La lotta elettorale è il luogo dove si mostrano al meglio le culture (e le non culture) politiche e chi le rappresenta. Senza esclusione di colpi, alleati di governo si prendono a male parole, come se fossero nemici per la pelle: non su temi secondari o pratici, ma su fondamenti e principi. Nella speranza che coloro che assistono allo spettacolo, i cittadini potenziali elettori, ignorino che gli antagonisti governano insieme.
Certo, l’ipocrisia non fa scandalo nella vita politica; è anzi la cornice nella quale operano le regole della democrazia elettorale. Promettere e dichiarare, negare e proporre sono parte dell’arte della politica rappresentativa; ma sono efficaci a condizione che chi le pratica sappia porre limiti. Non si può promettere tutto e il contrario di tutto senza incorrere in contraddizioni troppo stridenti da essere ignorate o dimenticate con facilità. Non si può, soprattutto se, tra i protagonisti di questo teatro c’è chi, come i pentastellati, ha costruito la propria immagine sul giuramento di trasparenza, di verità, di fatti provati.
I 5 Stelle sono il movimento dei puri che l’esercizio del potere costringe all’impurità; degli amanti della coerenza che piroettano senza troppi patemi d’animo in giravolte morali che lasciano impietriti anche i più scafati realisti. Nell’uscente Parlamento europeo, i pentastellati sono per volere degli iscritti (consultati con referendum online dopo le passate elezioni europee) nel gruppo che riunisce movimenti decisamente di destra: l’Efdd (Europe of Freedom and Direct Democracy Group) raccoglie infatti gli inglesi dell’Ukip, i tedeschi di Alternativa per la Germania, i cechi del Partito dei Liberi Cittadini, i polacchi di Korwin ( una costola del partito della Nuova Destra) e i lituani di Ordine e Giustizia. Gruppi di destra ed estrema destra che non hanno scrupoli a negare l’esistenza dell’Olocausto. Eppure oggi i 5 Stelle attaccano Salvini sul negazionismo.
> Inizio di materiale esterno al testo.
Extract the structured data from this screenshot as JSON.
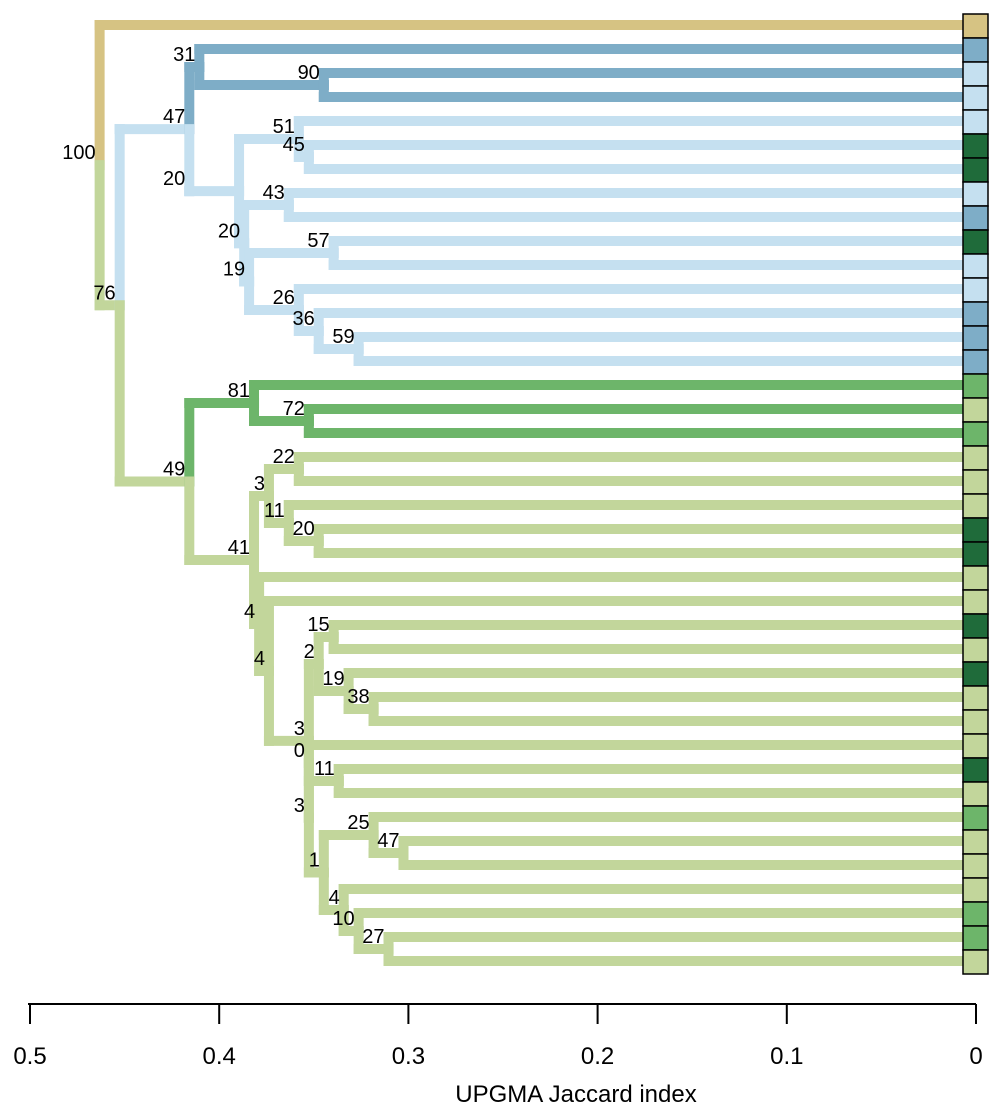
{
  "colors": {
    "outgroup_tan": "#d6c383",
    "blue_dark": "#7eadc7",
    "blue_light": "#c5e0f0",
    "green_mid": "#6db56a",
    "green_light": "#c2d69b",
    "green_dark": "#1f6b3a"
  },
  "axis": {
    "label": "UPGMA Jaccard index",
    "ticks": [
      "0.5",
      "0.4",
      "0.3",
      "0.2",
      "0.1",
      "0"
    ],
    "tick_values": [
      0.5,
      0.4,
      0.3,
      0.2,
      0.1,
      0
    ],
    "range": [
      0.5,
      0
    ]
  },
  "leaf_colors": [
    "outgroup_tan",
    "blue_dark",
    "blue_light",
    "blue_light",
    "blue_light",
    "green_dark",
    "green_dark",
    "blue_light",
    "blue_dark",
    "green_dark",
    "blue_light",
    "blue_light",
    "blue_dark",
    "blue_dark",
    "blue_dark",
    "green_mid",
    "green_light",
    "green_mid",
    "green_light",
    "green_light",
    "green_light",
    "green_dark",
    "green_dark",
    "green_light",
    "green_light",
    "green_dark",
    "green_light",
    "green_dark",
    "green_light",
    "green_light",
    "green_light",
    "green_dark",
    "green_light",
    "green_mid",
    "green_light",
    "green_light",
    "green_light",
    "green_mid",
    "green_mid",
    "green_light"
  ],
  "tree": {
    "h": 0.4632,
    "s": "100",
    "c": "blue_light",
    "ch": [
      {
        "leaf": 0,
        "c": "outgroup_tan"
      },
      {
        "h": 0.4526,
        "s": "76",
        "c": "green_light",
        "ch": [
          {
            "h": 0.4526,
            "s": "",
            "c": "blue_light",
            "sc": "blue_light",
            "ch": [
              {
                "h": 0.4158,
                "s": "47",
                "c": "blue_light",
                "ch": [
                  {
                    "h": 0.4105,
                    "s": "31",
                    "c": "blue_dark",
                    "ch": [
                      {
                        "leaf": 1,
                        "c": "blue_dark"
                      },
                      {
                        "h": 0.3447,
                        "s": "90",
                        "c": "blue_dark",
                        "ch": [
                          {
                            "leaf": 2,
                            "c": "blue_dark"
                          },
                          {
                            "leaf": 3,
                            "c": "blue_dark"
                          }
                        ]
                      }
                    ]
                  },
                  {
                    "h": 0.4158,
                    "s": "20",
                    "c": "blue_light",
                    "ch": [
                      {
                        "h": 0.3895,
                        "s": "",
                        "c": "blue_light",
                        "ch": [
                          {
                            "h": 0.3579,
                            "s": "51",
                            "c": "blue_light",
                            "ch": [
                              {
                                "leaf": 4,
                                "c": "blue_light"
                              },
                              {
                                "h": 0.3526,
                                "s": "45",
                                "c": "blue_light",
                                "ch": [
                                  {
                                    "leaf": 5,
                                    "c": "blue_light"
                                  },
                                  {
                                    "leaf": 6,
                                    "c": "blue_light"
                                  }
                                ]
                              }
                            ]
                          },
                          {
                            "h": 0.3868,
                            "s": "20",
                            "c": "blue_light",
                            "ch": [
                              {
                                "h": 0.3632,
                                "s": "43",
                                "c": "blue_light",
                                "ch": [
                                  {
                                    "leaf": 7,
                                    "c": "blue_light"
                                  },
                                  {
                                    "leaf": 8,
                                    "c": "blue_light"
                                  }
                                ]
                              },
                              {
                                "h": 0.3842,
                                "s": "19",
                                "c": "blue_light",
                                "ch": [
                                  {
                                    "h": 0.3395,
                                    "s": "57",
                                    "c": "blue_light",
                                    "ch": [
                                      {
                                        "leaf": 9,
                                        "c": "blue_light"
                                      },
                                      {
                                        "leaf": 10,
                                        "c": "blue_light"
                                      }
                                    ]
                                  },
                                  {
                                    "h": 0.3579,
                                    "s": "26",
                                    "c": "blue_light",
                                    "ch": [
                                      {
                                        "leaf": 11,
                                        "c": "blue_light"
                                      },
                                      {
                                        "h": 0.3474,
                                        "s": "36",
                                        "c": "blue_light",
                                        "ch": [
                                          {
                                            "leaf": 12,
                                            "c": "blue_light"
                                          },
                                          {
                                            "h": 0.3263,
                                            "s": "59",
                                            "c": "blue_light",
                                            "ch": [
                                              {
                                                "leaf": 13,
                                                "c": "blue_light"
                                              },
                                              {
                                                "leaf": 14,
                                                "c": "blue_light"
                                              }
                                            ]
                                          }
                                        ]
                                      }
                                    ]
                                  }
                                ]
                              }
                            ]
                          }
                        ]
                      }
                    ]
                  }
                ]
              }
            ]
          },
          {
            "h": 0.4158,
            "s": "49",
            "c": "green_light",
            "ch": [
              {
                "h": 0.3816,
                "s": "81",
                "c": "green_mid",
                "ch": [
                  {
                    "leaf": 15,
                    "c": "green_mid"
                  },
                  {
                    "h": 0.3526,
                    "s": "72",
                    "c": "green_mid",
                    "ch": [
                      {
                        "leaf": 16,
                        "c": "green_mid"
                      },
                      {
                        "leaf": 17,
                        "c": "green_mid"
                      }
                    ]
                  }
                ]
              },
              {
                "h": 0.3816,
                "s": "41",
                "c": "green_light",
                "ch": [
                  {
                    "h": 0.3737,
                    "s": "3",
                    "c": "green_light",
                    "ch": [
                      {
                        "h": 0.3579,
                        "s": "22",
                        "c": "green_light",
                        "ch": [
                          {
                            "leaf": 18,
                            "c": "green_light"
                          },
                          {
                            "leaf": 19,
                            "c": "green_light"
                          }
                        ]
                      },
                      {
                        "h": 0.3632,
                        "s": "11",
                        "c": "green_light",
                        "ch": [
                          {
                            "leaf": 20,
                            "c": "green_light"
                          },
                          {
                            "h": 0.3474,
                            "s": "20",
                            "c": "green_light",
                            "ch": [
                              {
                                "leaf": 21,
                                "c": "green_light"
                              },
                              {
                                "leaf": 22,
                                "c": "green_light"
                              }
                            ]
                          }
                        ]
                      }
                    ]
                  },
                  {
                    "h": 0.3789,
                    "s": "4",
                    "c": "green_light",
                    "ch": [
                      {
                        "leaf": 23,
                        "c": "green_light"
                      },
                      {
                        "h": 0.3737,
                        "s": "4",
                        "c": "green_light",
                        "ch": [
                          {
                            "leaf": 24,
                            "c": "green_light"
                          },
                          {
                            "h": 0.3526,
                            "s": "3",
                            "c": "green_light",
                            "ch": [
                              {
                                "h": 0.3474,
                                "s": "2",
                                "c": "green_light",
                                "ch": [
                                  {
                                    "h": 0.3395,
                                    "s": "15",
                                    "c": "green_light",
                                    "ch": [
                                      {
                                        "leaf": 25,
                                        "c": "green_light"
                                      },
                                      {
                                        "leaf": 26,
                                        "c": "green_light"
                                      }
                                    ]
                                  },
                                  {
                                    "h": 0.3316,
                                    "s": "19",
                                    "c": "green_light",
                                    "ch": [
                                      {
                                        "leaf": 27,
                                        "c": "green_light"
                                      },
                                      {
                                        "h": 0.3184,
                                        "s": "38",
                                        "c": "green_light",
                                        "ch": [
                                          {
                                            "leaf": 28,
                                            "c": "green_light"
                                          },
                                          {
                                            "leaf": 29,
                                            "c": "green_light"
                                          }
                                        ]
                                      }
                                    ]
                                  }
                                ]
                              },
                              {
                                "h": 0.3526,
                                "s": "3",
                                "c": "green_light",
                                "ch": [
                                  {
                                    "h": 0.3526,
                                    "s": "0",
                                    "c": "green_light",
                                    "ch": [
                                      {
                                        "leaf": 30,
                                        "c": "green_light"
                                      },
                                      {
                                        "h": 0.3368,
                                        "s": "11",
                                        "c": "green_light",
                                        "ch": [
                                          {
                                            "leaf": 31,
                                            "c": "green_light"
                                          },
                                          {
                                            "leaf": 32,
                                            "c": "green_light"
                                          }
                                        ]
                                      }
                                    ]
                                  },
                                  {
                                    "h": 0.3447,
                                    "s": "1",
                                    "c": "green_light",
                                    "ch": [
                                      {
                                        "h": 0.3184,
                                        "s": "25",
                                        "c": "green_light",
                                        "ch": [
                                          {
                                            "leaf": 33,
                                            "c": "green_light"
                                          },
                                          {
                                            "h": 0.3026,
                                            "s": "47",
                                            "c": "green_light",
                                            "ch": [
                                              {
                                                "leaf": 34,
                                                "c": "green_light"
                                              },
                                              {
                                                "leaf": 35,
                                                "c": "green_light"
                                              }
                                            ]
                                          }
                                        ]
                                      },
                                      {
                                        "h": 0.3342,
                                        "s": "4",
                                        "c": "green_light",
                                        "ch": [
                                          {
                                            "leaf": 36,
                                            "c": "green_light"
                                          },
                                          {
                                            "h": 0.3263,
                                            "s": "10",
                                            "c": "green_light",
                                            "ch": [
                                              {
                                                "leaf": 37,
                                                "c": "green_light"
                                              },
                                              {
                                                "h": 0.3105,
                                                "s": "27",
                                                "c": "green_light",
                                                "ch": [
                                                  {
                                                    "leaf": 38,
                                                    "c": "green_light"
                                                  },
                                                  {
                                                    "leaf": 39,
                                                    "c": "green_light"
                                                  }
                                                ]
                                              }
                                            ]
                                          }
                                        ]
                                      }
                                    ]
                                  }
                                ]
                              }
                            ]
                          }
                        ]
                      }
                    ]
                  }
                ]
              }
            ]
          }
        ]
      }
    ]
  }
}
Il Movimento si trova nella scomoda situazione di chi ha alla destra un alleato di governo in sicura crescita elettorale, e alla sua sinistra una compagine con la quale non ha mai tenuto buoni rapporti. E in questa difficile posizione, la strategia di Luigi Di Maio sembra imitare quella della mosca nella classica bottiglia che sbatte la capoccia di qua e di là nel tentativo di trovare la sua strada per uscire dai problemi.
In questo andare altalenante, i 5 Stelle scoprono oggi che il vero antagonista elettorale sta alla loro destra, dal quale è quindi gioco forza smarcarsi. Cercando di far dimenticare con chi sono alleati a Strasburgo, il leader dei pentastellati lancia dunque l’offensiva contro Matteo Salvini su temi scottanti come il negazionismo sull’Olocausto e l’antisemitismo. Sono ovviamente problemi serissimi che dovrebbero essere un discrimine. Disturba anche i più cinici vedere come questi movimenti post-ideologici siano pronti a far di tutto un’ideologia prêt- à- porter.
Salvini dovrebbe indubbiamente essere incalzato su questi temi; si dovrebbe smontare l’ideologia neutra del “fare” che egli sbandiera – se non che è legittimato proprio dal “contratto di governo” che è “solo” sulle cose, non sulle idee! La risposta del capo leghista – “io sono pagato per fare il ministro degli interni, non per parlare di idee astratte” – dovrebbe sollevare una durissima critica.
Non solo perché chi governa non è per nulla un ragioniere e ha idee che vuole attuare (per esempio la xenofobia), ma soprattutto per l’effettiva negazione dell’Olocausto che si ricava dalla frequentazione giornaliera di Salvini con i gruppi neo-nazisti italiani e dalla sua alleanza con le destra xenofobe e antisemite europee. Salvini ha idee! Il problema è che chi lo incalza non solo è il suo alleato di governo, grazie a un contratto che è solo sulle “cose” non sulle idee, ma inoltre non si è per cinque anni fatto scrupolo di fare gruppo insieme ai negazionisti nel Parlamento europeo. Tristissimo che le buone cause siano sollevate da attori sbagliati.